Nepal has banned the Bollywood movie "Chandni Chowk to China" following protests over a scene suggesting the Buddha was born in India, officials said Thursday. Siddartha Gautama, who became the original Buddha around 2,500 years ago, was born in south-west Nepal and is considered a national luminary, appearing on bank notes in the deeply spiritual Himalayan nation.
"We've banned the screening of the movie in theatres across the country considering the growing public protests over the controversial remarks in the film," home ministry spokesman Nabin Ghimire told AFP. The offending section of the movie - a co-production with US studio Warner Brothers about a lowly Indian chef who is mistaken for the reincarnation of a fabled Chinese warrior - was cut at the request of Nepali censors.
But protests continued on Thursday in Kathmandu, where demonstrators burned tyres and shouted slogans. "We deleted the scene after checking the movie from the authorised distributor, but we cannot remove the scene on illegal videos that is smuggled into the country," said Narayan Prasad Regmi, spokesperson at the Ministry of Information and Communications.
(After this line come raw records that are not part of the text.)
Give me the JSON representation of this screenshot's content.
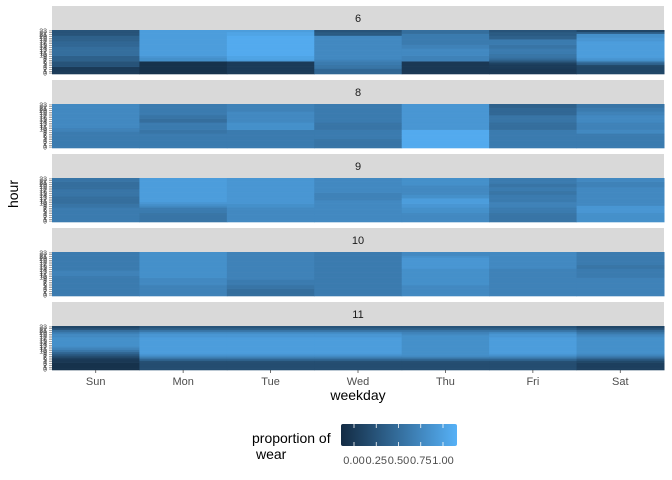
{
  "chart_data": {
    "type": "heatmap",
    "x_label": "weekday",
    "y_label": "hour",
    "x_categories": [
      "Sun",
      "Mon",
      "Tue",
      "Wed",
      "Thu",
      "Fri",
      "Sat"
    ],
    "y_tick_labels": [
      "0",
      "1",
      "2",
      "3",
      "4",
      "5",
      "6",
      "7",
      "8",
      "9",
      "10",
      "11",
      "12",
      "13",
      "14",
      "15",
      "16",
      "17",
      "18",
      "19",
      "20",
      "21",
      "22",
      "23"
    ],
    "legend": {
      "title_line1": "proportion of",
      "title_line2": "wear",
      "position": "bottom",
      "breaks": [
        "0.00",
        "0.25",
        "0.50",
        "0.75",
        "1.00"
      ],
      "color_low": "#132B43",
      "color_high": "#56B1F7",
      "range": [
        0,
        1
      ]
    },
    "facets": [
      {
        "label": "6",
        "values": [
          [
            0.12,
            0.12,
            0.12,
            0.12,
            0.3,
            0.3,
            0.3,
            0.4,
            0.4,
            0.4,
            0.5,
            0.5,
            0.5,
            0.5,
            0.5,
            0.45,
            0.45,
            0.45,
            0.4,
            0.4,
            0.4,
            0.3,
            0.3,
            0.3
          ],
          [
            0.05,
            0.05,
            0.05,
            0.05,
            0.05,
            0.05,
            0.05,
            0.75,
            0.75,
            0.8,
            0.85,
            0.85,
            0.85,
            0.85,
            0.85,
            0.85,
            0.85,
            0.85,
            0.85,
            0.85,
            0.85,
            0.85,
            0.85,
            0.85
          ],
          [
            0.12,
            0.12,
            0.12,
            0.12,
            0.12,
            0.12,
            0.12,
            0.85,
            0.9,
            0.9,
            0.95,
            0.95,
            0.95,
            0.95,
            0.95,
            0.95,
            0.95,
            0.95,
            0.95,
            0.95,
            0.95,
            0.9,
            0.9,
            0.85
          ],
          [
            0.45,
            0.45,
            0.45,
            0.55,
            0.55,
            0.6,
            0.6,
            0.65,
            0.7,
            0.7,
            0.7,
            0.7,
            0.7,
            0.7,
            0.7,
            0.7,
            0.7,
            0.7,
            0.7,
            0.7,
            0.7,
            0.35,
            0.35,
            0.3
          ],
          [
            0.1,
            0.1,
            0.1,
            0.1,
            0.1,
            0.1,
            0.1,
            0.65,
            0.65,
            0.65,
            0.7,
            0.7,
            0.7,
            0.7,
            0.65,
            0.65,
            0.6,
            0.6,
            0.6,
            0.6,
            0.6,
            0.6,
            0.5,
            0.5
          ],
          [
            0.1,
            0.1,
            0.1,
            0.12,
            0.12,
            0.15,
            0.25,
            0.4,
            0.5,
            0.55,
            0.55,
            0.6,
            0.6,
            0.6,
            0.55,
            0.55,
            0.6,
            0.6,
            0.6,
            0.4,
            0.4,
            0.35,
            0.35,
            0.3
          ],
          [
            0.2,
            0.2,
            0.2,
            0.2,
            0.2,
            0.4,
            0.5,
            0.75,
            0.8,
            0.85,
            0.85,
            0.85,
            0.85,
            0.85,
            0.85,
            0.85,
            0.85,
            0.85,
            0.8,
            0.8,
            0.75,
            0.75,
            0.4,
            0.2
          ]
        ]
      },
      {
        "label": "8",
        "values": [
          [
            0.6,
            0.6,
            0.6,
            0.6,
            0.6,
            0.6,
            0.6,
            0.6,
            0.6,
            0.65,
            0.65,
            0.7,
            0.7,
            0.7,
            0.7,
            0.7,
            0.7,
            0.7,
            0.7,
            0.7,
            0.7,
            0.7,
            0.7,
            0.7
          ],
          [
            0.6,
            0.6,
            0.6,
            0.6,
            0.6,
            0.6,
            0.6,
            0.6,
            0.55,
            0.55,
            0.6,
            0.6,
            0.6,
            0.6,
            0.5,
            0.5,
            0.55,
            0.55,
            0.6,
            0.6,
            0.6,
            0.6,
            0.6,
            0.6
          ],
          [
            0.6,
            0.6,
            0.6,
            0.6,
            0.6,
            0.6,
            0.6,
            0.6,
            0.6,
            0.6,
            0.75,
            0.75,
            0.75,
            0.75,
            0.7,
            0.7,
            0.7,
            0.7,
            0.7,
            0.7,
            0.65,
            0.65,
            0.65,
            0.65
          ],
          [
            0.55,
            0.55,
            0.55,
            0.55,
            0.55,
            0.6,
            0.6,
            0.6,
            0.6,
            0.6,
            0.55,
            0.55,
            0.55,
            0.55,
            0.6,
            0.6,
            0.6,
            0.6,
            0.6,
            0.6,
            0.6,
            0.6,
            0.6,
            0.6
          ],
          [
            0.95,
            0.95,
            0.95,
            0.95,
            0.95,
            0.95,
            0.95,
            0.95,
            0.95,
            0.95,
            0.8,
            0.8,
            0.8,
            0.8,
            0.8,
            0.8,
            0.8,
            0.8,
            0.8,
            0.8,
            0.8,
            0.8,
            0.8,
            0.8
          ],
          [
            0.6,
            0.6,
            0.6,
            0.6,
            0.6,
            0.6,
            0.6,
            0.6,
            0.6,
            0.6,
            0.5,
            0.5,
            0.5,
            0.5,
            0.55,
            0.55,
            0.55,
            0.55,
            0.45,
            0.45,
            0.45,
            0.45,
            0.4,
            0.4
          ],
          [
            0.6,
            0.6,
            0.6,
            0.6,
            0.6,
            0.6,
            0.6,
            0.6,
            0.7,
            0.7,
            0.65,
            0.65,
            0.65,
            0.65,
            0.7,
            0.7,
            0.7,
            0.7,
            0.65,
            0.65,
            0.6,
            0.6,
            0.55,
            0.55
          ]
        ]
      },
      {
        "label": "9",
        "values": [
          [
            0.6,
            0.6,
            0.6,
            0.6,
            0.6,
            0.6,
            0.6,
            0.6,
            0.55,
            0.55,
            0.5,
            0.5,
            0.5,
            0.5,
            0.55,
            0.55,
            0.55,
            0.55,
            0.5,
            0.5,
            0.5,
            0.5,
            0.55,
            0.55
          ],
          [
            0.55,
            0.55,
            0.55,
            0.55,
            0.55,
            0.6,
            0.6,
            0.6,
            0.7,
            0.75,
            0.8,
            0.85,
            0.85,
            0.85,
            0.85,
            0.85,
            0.85,
            0.85,
            0.85,
            0.85,
            0.85,
            0.85,
            0.85,
            0.85
          ],
          [
            0.7,
            0.7,
            0.7,
            0.7,
            0.7,
            0.7,
            0.7,
            0.7,
            0.75,
            0.75,
            0.8,
            0.8,
            0.8,
            0.8,
            0.8,
            0.8,
            0.8,
            0.8,
            0.8,
            0.8,
            0.8,
            0.8,
            0.8,
            0.8
          ],
          [
            0.7,
            0.7,
            0.7,
            0.7,
            0.7,
            0.7,
            0.7,
            0.7,
            0.7,
            0.7,
            0.7,
            0.7,
            0.65,
            0.65,
            0.65,
            0.65,
            0.7,
            0.7,
            0.7,
            0.7,
            0.7,
            0.7,
            0.7,
            0.7
          ],
          [
            0.7,
            0.7,
            0.7,
            0.7,
            0.7,
            0.75,
            0.75,
            0.75,
            0.8,
            0.8,
            0.85,
            0.85,
            0.85,
            0.75,
            0.75,
            0.7,
            0.7,
            0.7,
            0.7,
            0.7,
            0.75,
            0.75,
            0.75,
            0.75
          ],
          [
            0.55,
            0.55,
            0.55,
            0.55,
            0.55,
            0.6,
            0.6,
            0.6,
            0.65,
            0.65,
            0.65,
            0.6,
            0.6,
            0.6,
            0.6,
            0.55,
            0.55,
            0.6,
            0.6,
            0.55,
            0.55,
            0.6,
            0.6,
            0.6
          ],
          [
            0.75,
            0.75,
            0.75,
            0.75,
            0.75,
            0.8,
            0.8,
            0.8,
            0.8,
            0.7,
            0.7,
            0.7,
            0.7,
            0.7,
            0.7,
            0.7,
            0.7,
            0.7,
            0.7,
            0.65,
            0.65,
            0.65,
            0.7,
            0.7
          ]
        ]
      },
      {
        "label": "10",
        "values": [
          [
            0.6,
            0.6,
            0.6,
            0.6,
            0.6,
            0.6,
            0.6,
            0.6,
            0.6,
            0.6,
            0.6,
            0.65,
            0.65,
            0.65,
            0.6,
            0.6,
            0.6,
            0.6,
            0.6,
            0.6,
            0.6,
            0.6,
            0.6,
            0.6
          ],
          [
            0.65,
            0.65,
            0.65,
            0.65,
            0.65,
            0.65,
            0.7,
            0.7,
            0.7,
            0.7,
            0.75,
            0.75,
            0.75,
            0.75,
            0.75,
            0.75,
            0.75,
            0.75,
            0.75,
            0.75,
            0.75,
            0.75,
            0.75,
            0.75
          ],
          [
            0.5,
            0.5,
            0.5,
            0.5,
            0.55,
            0.55,
            0.6,
            0.6,
            0.6,
            0.65,
            0.65,
            0.65,
            0.65,
            0.65,
            0.65,
            0.65,
            0.65,
            0.65,
            0.65,
            0.65,
            0.65,
            0.65,
            0.65,
            0.65
          ],
          [
            0.6,
            0.6,
            0.6,
            0.6,
            0.6,
            0.6,
            0.6,
            0.6,
            0.6,
            0.6,
            0.6,
            0.6,
            0.6,
            0.6,
            0.6,
            0.6,
            0.6,
            0.6,
            0.6,
            0.6,
            0.6,
            0.6,
            0.6,
            0.6
          ],
          [
            0.7,
            0.7,
            0.7,
            0.7,
            0.7,
            0.7,
            0.75,
            0.75,
            0.75,
            0.75,
            0.75,
            0.75,
            0.75,
            0.75,
            0.75,
            0.8,
            0.8,
            0.8,
            0.8,
            0.8,
            0.8,
            0.75,
            0.7,
            0.7
          ],
          [
            0.65,
            0.65,
            0.65,
            0.65,
            0.65,
            0.65,
            0.65,
            0.65,
            0.65,
            0.65,
            0.65,
            0.65,
            0.65,
            0.65,
            0.65,
            0.7,
            0.7,
            0.7,
            0.7,
            0.7,
            0.7,
            0.7,
            0.7,
            0.7
          ],
          [
            0.65,
            0.65,
            0.65,
            0.65,
            0.65,
            0.65,
            0.65,
            0.65,
            0.65,
            0.65,
            0.6,
            0.6,
            0.6,
            0.6,
            0.6,
            0.55,
            0.55,
            0.6,
            0.6,
            0.6,
            0.6,
            0.6,
            0.6,
            0.6
          ]
        ]
      },
      {
        "label": "11",
        "values": [
          [
            0.05,
            0.05,
            0.05,
            0.05,
            0.1,
            0.1,
            0.15,
            0.25,
            0.35,
            0.45,
            0.55,
            0.65,
            0.7,
            0.75,
            0.75,
            0.75,
            0.75,
            0.75,
            0.7,
            0.7,
            0.6,
            0.5,
            0.3,
            0.2
          ],
          [
            0.25,
            0.25,
            0.25,
            0.25,
            0.25,
            0.4,
            0.55,
            0.7,
            0.8,
            0.85,
            0.85,
            0.85,
            0.85,
            0.85,
            0.85,
            0.85,
            0.85,
            0.85,
            0.8,
            0.8,
            0.7,
            0.55,
            0.4,
            0.3
          ],
          [
            0.25,
            0.25,
            0.25,
            0.25,
            0.25,
            0.4,
            0.55,
            0.7,
            0.8,
            0.85,
            0.85,
            0.85,
            0.85,
            0.85,
            0.85,
            0.85,
            0.85,
            0.85,
            0.8,
            0.8,
            0.7,
            0.55,
            0.4,
            0.3
          ],
          [
            0.25,
            0.25,
            0.25,
            0.25,
            0.25,
            0.4,
            0.55,
            0.7,
            0.8,
            0.85,
            0.85,
            0.85,
            0.85,
            0.85,
            0.85,
            0.85,
            0.85,
            0.85,
            0.8,
            0.8,
            0.7,
            0.55,
            0.4,
            0.3
          ],
          [
            0.25,
            0.25,
            0.25,
            0.25,
            0.25,
            0.4,
            0.55,
            0.7,
            0.75,
            0.75,
            0.75,
            0.75,
            0.75,
            0.75,
            0.75,
            0.75,
            0.75,
            0.75,
            0.75,
            0.7,
            0.65,
            0.55,
            0.4,
            0.3
          ],
          [
            0.25,
            0.25,
            0.25,
            0.25,
            0.25,
            0.4,
            0.55,
            0.7,
            0.8,
            0.85,
            0.85,
            0.85,
            0.85,
            0.85,
            0.85,
            0.85,
            0.85,
            0.85,
            0.8,
            0.8,
            0.7,
            0.55,
            0.4,
            0.3
          ],
          [
            0.15,
            0.15,
            0.15,
            0.15,
            0.2,
            0.3,
            0.45,
            0.6,
            0.7,
            0.75,
            0.75,
            0.75,
            0.75,
            0.75,
            0.75,
            0.75,
            0.75,
            0.75,
            0.7,
            0.65,
            0.55,
            0.45,
            0.3,
            0.2
          ]
        ]
      }
    ]
  }
}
Regmi said Nepal's foreign ministry had also been asked to take immediate steps to stop the screening of the movie in other countries.
Despite being officially secular under the new Maoist government, Nepal - where around 80 per cent of people are Hindu and 11 per cent are Buddhist - remains a deeply spiritual place. At least four people were killed and dozens injured in protests in Nepal nine years ago triggered by hostile statements attributed to popular Indian actor Hrithik Roshan.